L'ascension sociale de Jacques Cœur commença sans doute par son mariage, vers 1420, avec la fille du prévôt ducal de Bourges, Macée de Léodepart, qui lui donnera plusieurs enfants. De son côté, sa sœur Anne se mariait avec le secrétaire du roi Charles VII et receveur des Finances de la reine Marie d'Anjou, Jean Bochetel.
Charles VI dit "le Fol", meurt fin octobre 1422. D'après le traité de Troyes signé en 1420*, le jeune Henri VI d'Angleterre est alors proclamé "héritier de France". Henri VI nomme Jean de Lancastre, duc de Bedford, régent du régent du royaume de France. Celui-ci s'installe à Paris. Réfugié à Bourges, le dauphin Charles prend néanmoins le titre de roi de France sous le nom de Charles VII, il ne tient que les pays au sud de la Loire.
Une vingtaine d'ateliers dispersés dans le royaume pouvaient battre monnaie. Bourges avait une importance particulière compte tenu de sa proximité avec la cour royale. Le droit de battre monnaie était confié par le pouvoir royal à des particuliers par un contrat de ferme ou d'affermage.
En 1427, Jacques Cœur, associé au changeur Pierre Godard, et à Ravant le Danois, qui avait déjà dirigé des ateliers monétaires, acheta la ferme de la monnaie de Bourges. Les trois hommes étaient dès lors responsables de la qualité des monnaies frappées pour Charles VII.
Cœur et ses associés, en contradiction avec la politique royale, se rendirent coupables d'utiliser des alliages de piètre qualité, frappant plus de pièces que ce qu'ils auraient dû . En 1429, ils furent destitués de leur charge et condamnés à une amende de mille écus d'or. A la fin de 1429, Ravan le Danois sollicite du roi une lettre de rémision, faisant valoir le trop grand nombre d'assignations que le Trésor royal tire sur le compte de la ferme des monnaies. La forte amende est gardée, mais les associés retrouvèrent aussitôt la charge de l'atelier monétaire de Bourges, Ravant le Danois devenant même, en 1431, maître général des monnaies de France. Après la reprise de la capitale, en 1436, Jacques Cœur sera momentannément chargé de la monnaie de Paris.
La ferme des monnaies ne constituait pas la seule activité de Jacques Cœur. En 1430, il fonde avec les frères Godard, dont l'un est compagnon de la ferme et changeur, une société commerciale de fournitures de luxe pour la riche clientèle de la cour.
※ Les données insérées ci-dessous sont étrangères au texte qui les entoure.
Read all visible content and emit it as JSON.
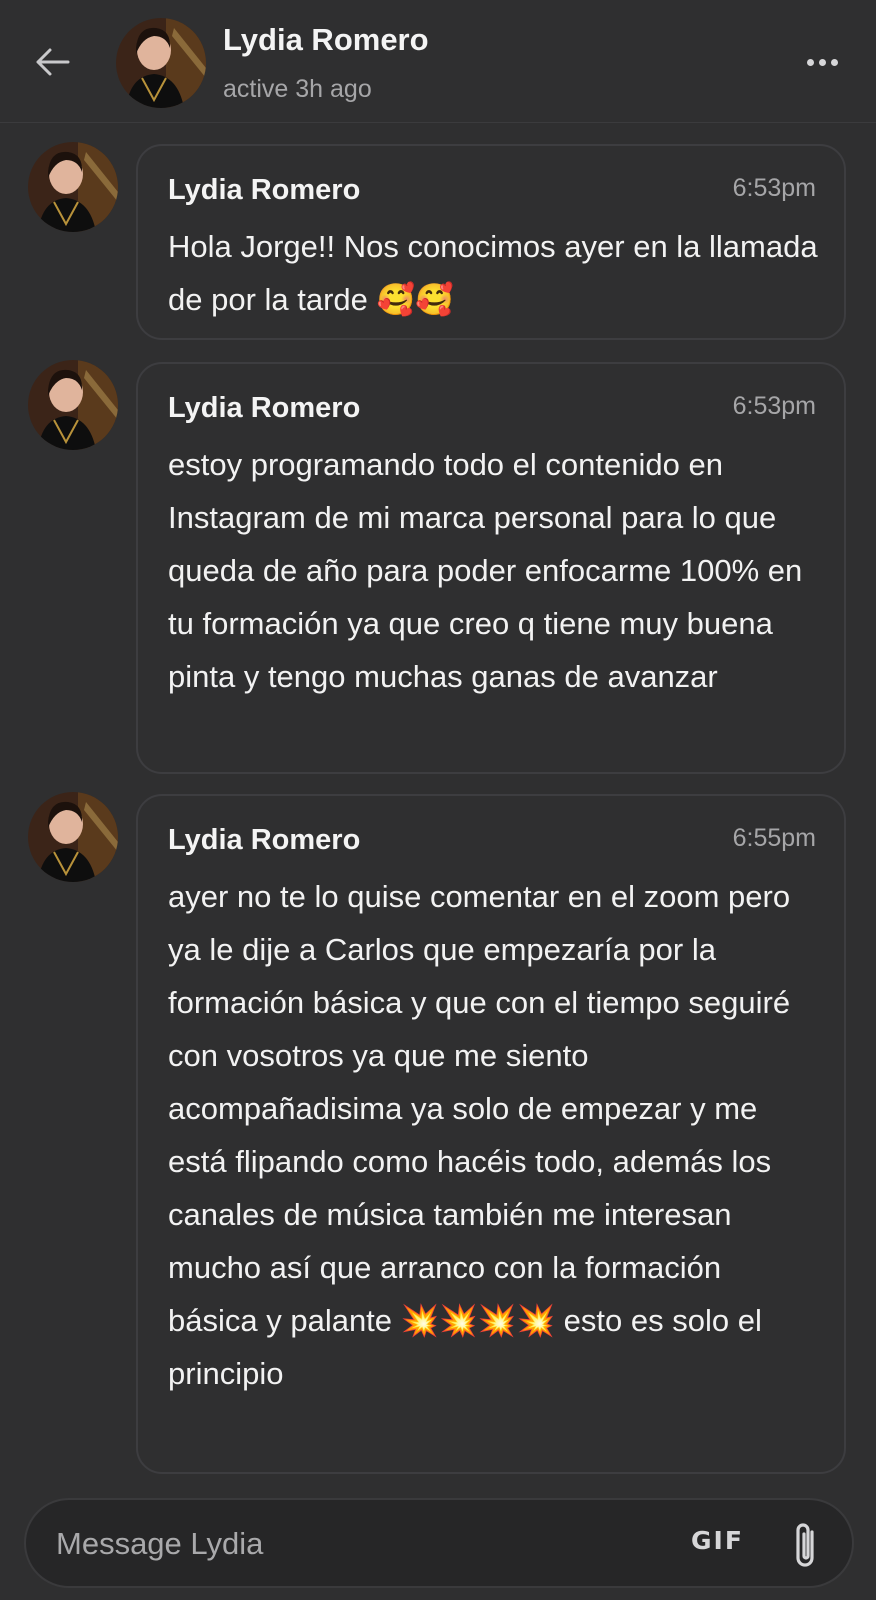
{
  "header": {
    "name": "Lydia Romero",
    "status": "active 3h ago",
    "back_icon": "arrow-left-icon",
    "more_icon": "more-horizontal-icon"
  },
  "messages": [
    {
      "sender": "Lydia Romero",
      "time": "6:53pm",
      "text": "Hola Jorge!! Nos conocimos ayer en la llamada de por la tarde 🥰🥰"
    },
    {
      "sender": "Lydia Romero",
      "time": "6:53pm",
      "text": "estoy programando todo el contenido en Instagram de mi marca personal para lo que queda de año para poder enfocarme 100% en tu formación ya que creo q tiene muy buena pinta y tengo muchas ganas de avanzar"
    },
    {
      "sender": "Lydia Romero",
      "time": "6:55pm",
      "text": "ayer no te lo quise comentar en el zoom pero ya le dije a Carlos que empezaría por la formación básica y que con el tiempo seguiré con vosotros ya que me siento acompañadisima ya solo de empezar y me está flipando como hacéis todo, además los canales de música también me interesan mucho así que arranco con la formación básica y palante 💥💥💥💥 esto es solo el principio"
    }
  ],
  "composer": {
    "placeholder": "Message Lydia",
    "gif_label": "GIF",
    "attach_icon": "paperclip-icon"
  },
  "colors": {
    "background": "#2f2f30",
    "bubble_border": "#3d3d40",
    "secondary_text": "#a6a6a8"
  }
}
En 1432, Jacques Cœur voyagea jusqu'en Syrie, sur une galée narbonnaise. Sur le chemin du retour, le navire est attaqué par des pirates et fait noufrage sur les côtes Corse.
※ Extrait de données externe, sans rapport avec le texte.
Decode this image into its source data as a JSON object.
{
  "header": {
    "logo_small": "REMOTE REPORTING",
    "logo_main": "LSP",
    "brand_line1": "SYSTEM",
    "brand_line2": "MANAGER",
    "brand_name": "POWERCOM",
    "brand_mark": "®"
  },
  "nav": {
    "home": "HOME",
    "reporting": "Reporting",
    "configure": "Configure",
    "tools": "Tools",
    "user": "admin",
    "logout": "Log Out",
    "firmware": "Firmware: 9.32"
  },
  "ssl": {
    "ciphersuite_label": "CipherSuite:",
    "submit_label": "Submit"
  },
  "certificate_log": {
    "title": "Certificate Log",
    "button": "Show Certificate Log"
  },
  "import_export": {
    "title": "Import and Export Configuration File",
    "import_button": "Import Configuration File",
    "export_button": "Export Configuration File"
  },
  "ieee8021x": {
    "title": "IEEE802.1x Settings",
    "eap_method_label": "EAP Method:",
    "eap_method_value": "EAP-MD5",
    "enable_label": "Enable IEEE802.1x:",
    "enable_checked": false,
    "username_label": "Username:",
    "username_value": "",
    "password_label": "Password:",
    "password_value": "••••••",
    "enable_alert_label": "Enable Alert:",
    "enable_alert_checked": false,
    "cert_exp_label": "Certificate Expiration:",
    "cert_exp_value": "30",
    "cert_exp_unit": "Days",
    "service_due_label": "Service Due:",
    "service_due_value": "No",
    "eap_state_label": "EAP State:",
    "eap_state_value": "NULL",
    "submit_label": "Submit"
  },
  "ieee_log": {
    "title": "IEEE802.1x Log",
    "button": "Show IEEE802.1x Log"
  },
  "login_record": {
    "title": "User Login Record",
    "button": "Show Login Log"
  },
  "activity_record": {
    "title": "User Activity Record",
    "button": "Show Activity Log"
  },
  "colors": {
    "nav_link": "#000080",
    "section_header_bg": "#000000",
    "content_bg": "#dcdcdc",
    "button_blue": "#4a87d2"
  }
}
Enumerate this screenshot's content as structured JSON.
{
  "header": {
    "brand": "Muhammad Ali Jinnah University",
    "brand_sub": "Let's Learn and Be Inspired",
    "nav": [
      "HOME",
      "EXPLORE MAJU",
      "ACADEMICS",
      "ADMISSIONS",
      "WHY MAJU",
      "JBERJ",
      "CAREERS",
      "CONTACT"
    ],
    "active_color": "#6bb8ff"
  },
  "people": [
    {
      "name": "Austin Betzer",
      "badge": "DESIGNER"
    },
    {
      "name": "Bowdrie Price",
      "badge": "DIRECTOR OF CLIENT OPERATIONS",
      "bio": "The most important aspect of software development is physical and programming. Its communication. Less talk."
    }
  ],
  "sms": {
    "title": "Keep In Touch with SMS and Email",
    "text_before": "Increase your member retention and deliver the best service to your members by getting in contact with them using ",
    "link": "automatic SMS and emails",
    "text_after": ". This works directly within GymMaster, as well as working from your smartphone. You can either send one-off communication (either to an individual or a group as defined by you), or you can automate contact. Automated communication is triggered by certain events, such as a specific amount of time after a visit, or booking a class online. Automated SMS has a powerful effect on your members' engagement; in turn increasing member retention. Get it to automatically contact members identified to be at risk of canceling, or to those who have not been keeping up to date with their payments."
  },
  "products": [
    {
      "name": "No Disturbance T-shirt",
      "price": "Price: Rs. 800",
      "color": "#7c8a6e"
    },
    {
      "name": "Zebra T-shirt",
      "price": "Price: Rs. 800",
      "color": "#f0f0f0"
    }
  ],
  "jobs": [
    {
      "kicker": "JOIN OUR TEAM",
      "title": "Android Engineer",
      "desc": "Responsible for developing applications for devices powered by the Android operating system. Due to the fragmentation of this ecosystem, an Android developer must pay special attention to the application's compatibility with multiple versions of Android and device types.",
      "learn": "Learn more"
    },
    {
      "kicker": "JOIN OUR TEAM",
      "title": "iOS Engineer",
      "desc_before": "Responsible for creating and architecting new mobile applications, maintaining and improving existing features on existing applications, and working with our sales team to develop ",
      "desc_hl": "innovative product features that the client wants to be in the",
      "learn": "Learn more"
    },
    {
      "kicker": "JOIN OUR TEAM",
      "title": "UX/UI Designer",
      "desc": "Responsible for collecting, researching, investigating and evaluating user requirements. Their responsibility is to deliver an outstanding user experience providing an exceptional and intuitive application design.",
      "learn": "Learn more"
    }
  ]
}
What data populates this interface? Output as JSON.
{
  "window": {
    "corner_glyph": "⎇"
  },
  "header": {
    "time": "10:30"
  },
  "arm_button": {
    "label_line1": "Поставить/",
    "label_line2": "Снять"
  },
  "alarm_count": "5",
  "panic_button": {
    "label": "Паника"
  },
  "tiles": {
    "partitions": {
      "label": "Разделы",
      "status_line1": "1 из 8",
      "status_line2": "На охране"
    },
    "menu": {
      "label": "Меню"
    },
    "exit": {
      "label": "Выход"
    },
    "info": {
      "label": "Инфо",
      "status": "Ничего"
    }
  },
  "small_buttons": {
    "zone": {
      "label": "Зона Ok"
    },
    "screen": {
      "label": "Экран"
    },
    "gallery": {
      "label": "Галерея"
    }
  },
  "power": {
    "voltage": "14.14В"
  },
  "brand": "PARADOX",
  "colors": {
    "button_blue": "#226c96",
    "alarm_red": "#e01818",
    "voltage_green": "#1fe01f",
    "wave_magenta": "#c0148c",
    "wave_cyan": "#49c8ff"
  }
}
En 1436, Jacques Cœur devint maître des monnaies et s'installe dans une grande demeure jouxtant les greniers de l'ancienne abbaye de Saint-Hyppolite. L'année suivante, il obtint la ferme des monnaies de Paris. Il s'attacha alors à lutter contre la mauvaise monnaie anglaise, qui continuait à être frappée à Rouen, ville que tenait encore le roi d'Angleterre.
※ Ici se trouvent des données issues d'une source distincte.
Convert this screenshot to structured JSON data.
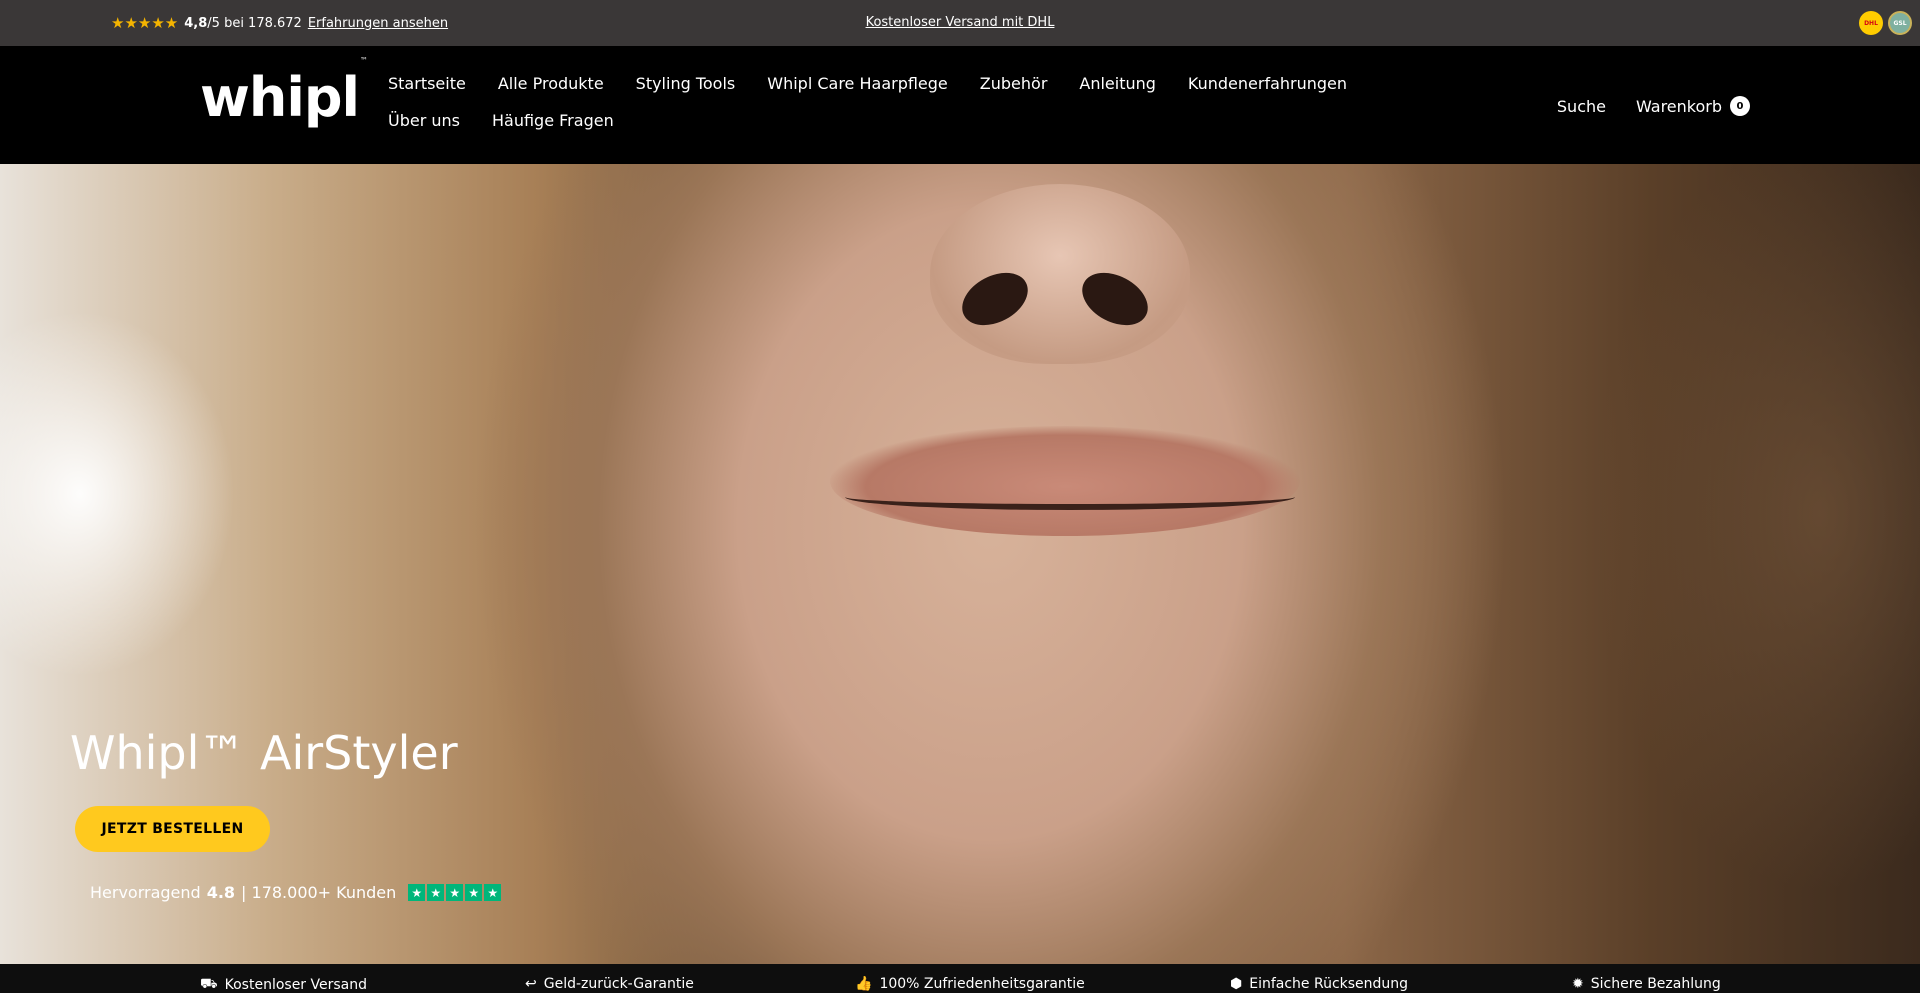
{
  "topbar": {
    "stars": "★★★★★",
    "rating_value": "4,8",
    "rating_suffix": "/5 bei 178.672",
    "reviews_link": "Erfahrungen ansehen",
    "shipping": "Kostenloser Versand mit DHL",
    "badge_dhl": "DHL",
    "badge_gsl": "GSL"
  },
  "header": {
    "logo": "whipl",
    "logo_tm": "™",
    "nav": [
      "Startseite",
      "Alle Produkte",
      "Styling Tools",
      "Whipl Care Haarpflege",
      "Zubehör",
      "Anleitung",
      "Kundenerfahrungen",
      "Über uns",
      "Häufige Fragen"
    ],
    "search": "Suche",
    "cart": "Warenkorb",
    "cart_count": "0"
  },
  "hero": {
    "title": "Whipl™ AirStyler",
    "cta": "JETZT BESTELLEN",
    "trust_prefix": "Hervorragend",
    "trust_score": "4.8",
    "trust_suffix": "| 178.000+ Kunden",
    "trust_star": "★"
  },
  "usp": [
    {
      "icon": "truck-icon",
      "label": "Kostenloser Versand"
    },
    {
      "icon": "return-arrow-icon",
      "label": "Geld-zurück-Garantie"
    },
    {
      "icon": "thumbs-up-icon",
      "label": "100% Zufriedenheitsgarantie"
    },
    {
      "icon": "box-icon",
      "label": "Einfache Rücksendung"
    },
    {
      "icon": "seal-icon",
      "label": "Sichere Bezahlung"
    }
  ]
}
En 1438, Charles VII confie à Jacques Cœur l'Argenterie de son hôtel. La charge d'argentier concernait non pas le royaume, mais l'hôtel du roi. L'argentier, sorte d'intendant, devait subvenir aux besoins luxueux du roi et de sa cour : approvisionnement en bijoux, fourrures, vêtements, draps, épices…
Jacques Cœur su développer cette charge modeste : Ne se contentant pas d'assurer le service du roi, il élargit l'activité de cette charge aux officiers militaires et civils, leur accordant au besoin des crédits et prêts sur gage. L'Argenterie du roi devient alors un véritable établissement commercial qui permettra à Jacques Cœur d'amasser une immense fortune personnelle. En avril 1440, Jacques Cœur est annobli en raison des services rendus. En 1450, Jacques Cœur prêta au roi 60 000 livres pour acheter le départ des Anglais lors du siège de Cherbourg.
Le royaume de France ne dispose que de peu d'ouvertures sur la Méditerranée : Aigues-Mortes qui s'ensable, Montpellier au mouillage incommode, et Lattes que Jacques Cœur tente d'améliorer sans succès. Les marins languedociens ne peuvent rivaliser avec les catalans, gênois et vénitiens, qui n'hésitent pas à pratiquer la piraterie pour s'opposer à la libre circulation des flottes concurrentes. Les pillages faisant l'objet de tractations d'Etat à Etat.
En 1444, Cœur devient gérant d'une galée royale fabriquée par les chantiers navals de Gênes et baptisée Notre-Dame-Saint-Denis. Trois autres galées, Notre-Dame-Sainte-Madeleine, Notre-Dame-Saint-Michel et Notre-Dame-Saint-Jacques, complèteront la flotte royale. Les quatre galées avec le pavillon à fleur de lys ont le monopole royal de l'importation des épices, ce qui irrite les marchands languedociens. Cœur se tourne alors vers Marseille qui est un port franc, et s'y fait admettre comme habitant en 1446. Il y installe des proches berrichons comme Jean de Villages responsable des galées de France. Jean de Villages négocia avec le sultan l'ouverture des ports égyptiens aux galées de France.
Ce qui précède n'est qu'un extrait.